注:本博文为EbowTang原创,后续可能继续更新本文。如果转载,请务必复制本条信息!
原文地址:http://blog.csdn.net/ebowtang/article/details/51212846
原作者博客:http://blog.csdn.net/ebowtang
本博客LeetCode题解索引:/article/3664871.html
Submissions: 14338 Difficulty: Easy
Given an integer (signed 32 bits), write a function to check whether it is a power of 4.
Example:
Given num = 16, return true. Given num = 5, return false.
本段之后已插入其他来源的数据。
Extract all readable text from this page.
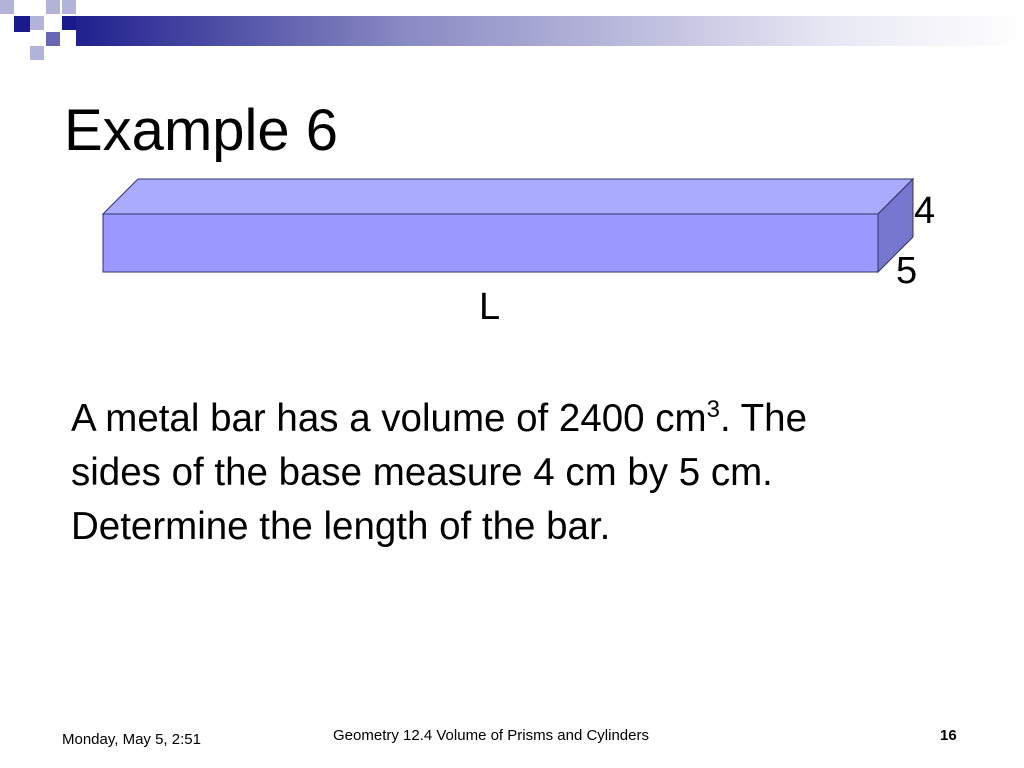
Example 6
4
5
L
A metal bar has a volume of 2400 $cm^3$. The
sides of the base measure 4 cm by 5 cm.
Determine the length of the bar.
Monday, May 5, 2:51	Geometry 12.4 Volume of Prisms and Cylinders	16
Follow up: Could you solve it without loops/recursion?
Credits:
Special thanks to @yukuairoy for adding this problem and creating all test cases.
Subscribe to see which companies asked this question
Hide Tags
Bit Manipulation
Show Similar Problems
分析:
老题目了!分析略。
方法1:
反复相除。时间复杂度o(lg(n))
class Solution { public: bool isPowerOfFour(int num) { while(num>0 && num%4==0) num/=4; return num==1; } };
方法2:
log函数取对数
class Solution { public: bool isPowerOfFour(int num) { double res = log10(num) / log10(4); //有精度问题,不要用以指数2.718为低的log函数 return (res - int(res) == 0) ? true : false; } };
方法3:
位运算,没有方法1快呢!
class Solution { public: bool isPowerOfFour(int num) { if (num <= 0) return false; //(num & (num-1)) == 0这个条件有可能是2的幂产生的。 //(num & 0x55555555) != 0这个条件为的是铲除2的幂 if ( (num & (num-1)) == 0 && (num & 0x55555555) != 0 ) return true; return false; } };
注:本博文为EbowTang原创,后续可能继续更新本文。如果转载,请务必复制本条信息!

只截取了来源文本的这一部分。